Wenn es um das reine Überleben geht, scheinen andere Tierarten dem Menschen weit überlegen zu sein, weil sie sich über Millionen von Jahren hinweg immer wieder und besser als der Mensch haben anpassen können. Ist der Aufbruch in den Weltraum am Ende nur ein Traum vom Neubeginn, der anders als der Wechsel des Urmenschen vom Regenwald in die Savanne nie stattfinden wird? Jede neue Generation trägt das Erbe von Millionen Jahren der Entwicklung in sich. Über eine ebenso weit entfernte Zukunft lässt sich nur spekulieren.


Was würden wir wohl alles anstellen, wenn wir unser volles Gehirn-Potential nutzen würden oder könnten ? Mehr Unsinn oder mehr Sinn ?

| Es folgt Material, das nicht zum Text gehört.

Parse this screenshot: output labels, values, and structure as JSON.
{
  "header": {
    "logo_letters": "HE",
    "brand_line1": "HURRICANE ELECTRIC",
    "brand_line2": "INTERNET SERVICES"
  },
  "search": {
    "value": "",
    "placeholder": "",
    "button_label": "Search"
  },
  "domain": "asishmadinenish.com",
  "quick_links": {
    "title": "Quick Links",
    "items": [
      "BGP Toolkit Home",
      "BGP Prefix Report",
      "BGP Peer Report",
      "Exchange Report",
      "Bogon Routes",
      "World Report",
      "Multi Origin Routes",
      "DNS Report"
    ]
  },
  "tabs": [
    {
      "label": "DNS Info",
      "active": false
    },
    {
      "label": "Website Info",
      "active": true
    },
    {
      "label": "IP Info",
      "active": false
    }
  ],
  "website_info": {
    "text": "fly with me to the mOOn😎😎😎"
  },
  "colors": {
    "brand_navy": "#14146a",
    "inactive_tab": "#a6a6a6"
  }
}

http://www.google.de/search?hl=de&a.....che&meta=lr%3Dlang_de
Heute im http://www.focus.de/wissen/wissensc.....evolution_aid_228907.html

Zitat:
Noch heute können nicht alle Erwachsenen auf der Erde Milchprodukte richtig verdauen. Im fernöstlichen China oder weiten Teilen des afrikanischen Kontinents verliert bei vielen das Gen zur Produktion des Enzyms Lactase nach dem Säuglingsalter seine Funktionsfähigkeit. Diese Menschen können den Milchzucker nicht abbauen. Harpendings These „Die Mutation dieses Gens, das es auch Erwachsenen erlaubt, Milch zu verdauen, könnte den Völkern, die aus Indien über Persien nach Europa einwanderten, einen evolutionären Vorteil gesichert haben.“ Weil Milch Energie spendet, so der US-Forscher, könnten die Milchtrinker unter diesen frühen Vorfahren bei ihren Eroberungsfeldzügen gegenüber jenen ohne das Lactase-Gen bevorzugt gewesen sein.

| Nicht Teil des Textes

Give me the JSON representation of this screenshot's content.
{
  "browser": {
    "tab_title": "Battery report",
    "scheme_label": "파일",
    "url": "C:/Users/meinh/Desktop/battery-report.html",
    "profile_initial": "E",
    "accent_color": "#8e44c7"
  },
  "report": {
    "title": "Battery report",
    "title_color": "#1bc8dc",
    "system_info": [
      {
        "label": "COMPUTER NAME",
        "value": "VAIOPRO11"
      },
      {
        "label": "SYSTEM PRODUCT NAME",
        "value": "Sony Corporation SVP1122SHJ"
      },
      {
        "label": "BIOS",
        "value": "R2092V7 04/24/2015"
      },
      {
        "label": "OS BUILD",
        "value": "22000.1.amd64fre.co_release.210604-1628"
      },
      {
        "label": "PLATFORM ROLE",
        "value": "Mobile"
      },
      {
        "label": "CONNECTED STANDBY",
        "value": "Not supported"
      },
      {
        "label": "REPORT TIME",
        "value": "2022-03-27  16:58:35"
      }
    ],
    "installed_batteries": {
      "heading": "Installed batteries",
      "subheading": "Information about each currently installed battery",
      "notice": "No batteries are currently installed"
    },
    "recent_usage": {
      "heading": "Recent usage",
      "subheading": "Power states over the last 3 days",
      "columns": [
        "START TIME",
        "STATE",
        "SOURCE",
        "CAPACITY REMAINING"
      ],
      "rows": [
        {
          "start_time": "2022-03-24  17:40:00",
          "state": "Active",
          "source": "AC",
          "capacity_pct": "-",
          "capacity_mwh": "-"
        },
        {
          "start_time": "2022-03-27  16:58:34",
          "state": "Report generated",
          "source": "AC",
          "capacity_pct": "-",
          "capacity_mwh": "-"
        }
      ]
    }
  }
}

„Unser Geschichtsbuch liest sich mehr und mehr wie eine Science-Fiction-Story“, kommentiert Gregory Cochran seine Berechnungen, „in der es zunehmend von Mutanten wimmelt, die andere Menschen verdrängten.“ Manchmal geschah dies leise, weil sie Hungersnöten oder Krankheiten besser standhielten. Manchmal kriegerisch, weil sie sich als Eroberer durchsetzen konnten. Aber immer, weil sie mit dem „besseren“ Erbgut ausgestattet waren. Cochran: „Und wir selbst sind ebenfalls solche Mutanten.


Wer weiß, wie wir mal in 1000 Jahren aussehen werden oder in 10 000.

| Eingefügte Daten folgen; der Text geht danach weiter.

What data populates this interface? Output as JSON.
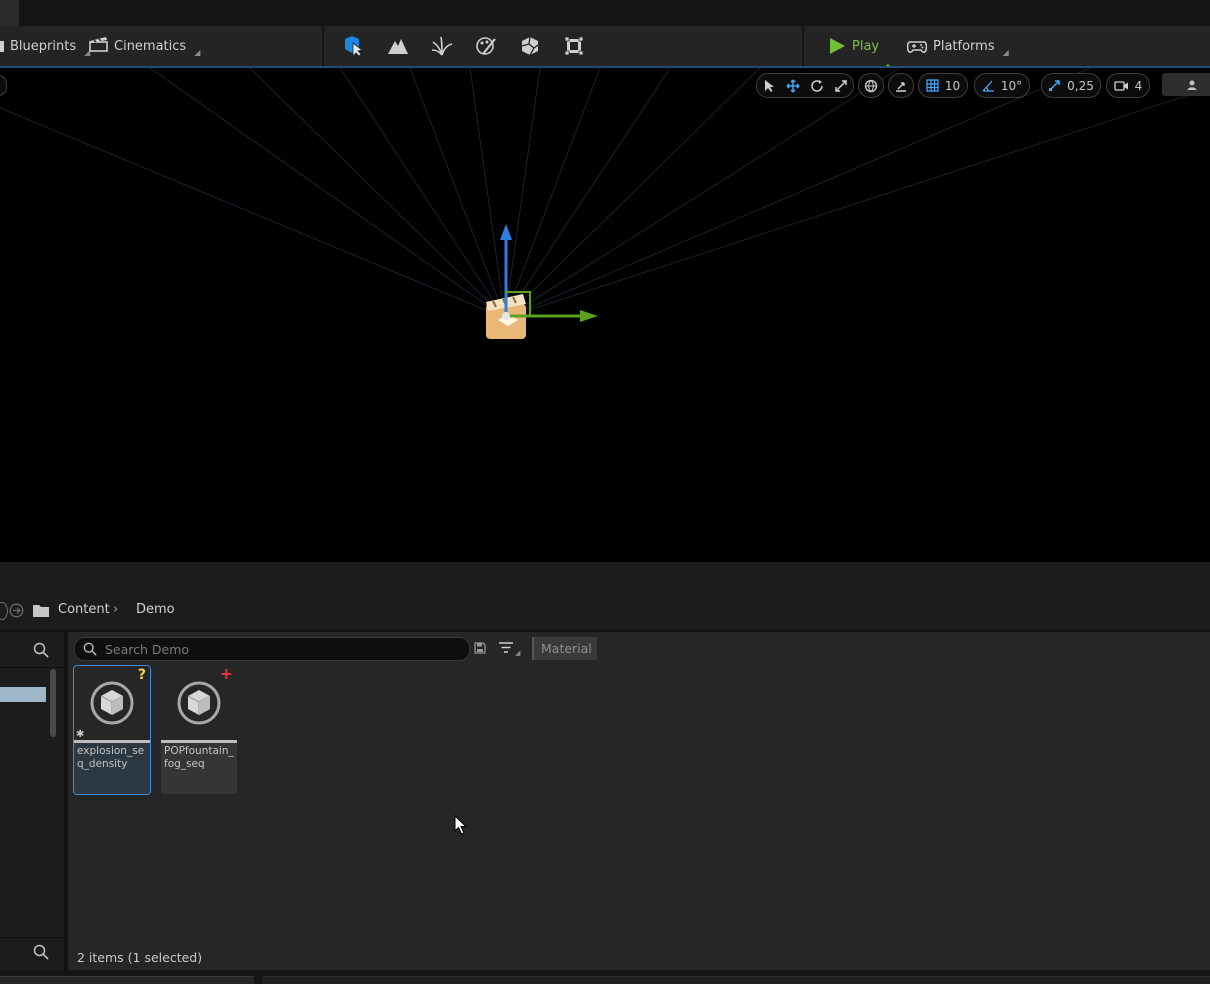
{
  "toolbar": {
    "blueprints_label": "Blueprints",
    "cinematics_label": "Cinematics",
    "play_label": "Play",
    "platforms_label": "Platforms"
  },
  "viewport": {
    "grid_snap": "10",
    "rotation_snap": "10°",
    "scale_snap": "0,25",
    "camera_speed": "4"
  },
  "content_browser": {
    "breadcrumb": [
      "Content",
      "Demo"
    ],
    "search_placeholder": "Search Demo",
    "filter_chip": "Material",
    "assets": [
      {
        "name": "explosion_seq_density",
        "badge": "?",
        "selected": true
      },
      {
        "name": "POPfountain_fog_seq",
        "badge": "+",
        "selected": false
      }
    ],
    "status": "2 items (1 selected)"
  },
  "colors": {
    "accent_blue": "#1e88e5",
    "play_green": "#6fbf3a",
    "gizmo_blue": "#2f7fe0",
    "gizmo_green": "#5aa11e"
  }
}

Es heißt ja auch, daß, wenn das Klima sich verändert, sich auch der Mensch verändern muß. Dann kann es auch möglich sein, daß in fernen Welten Wesen leben, die auch dort auf körperlicher Basis angepaßt sind.

Die Evolution des Menschen ist nicht zu Ende. Im Gegenteil: Sie läuft rascher als bisher vermutet, unsere Gene mutieren mit zunehmender Geschwindigkeit.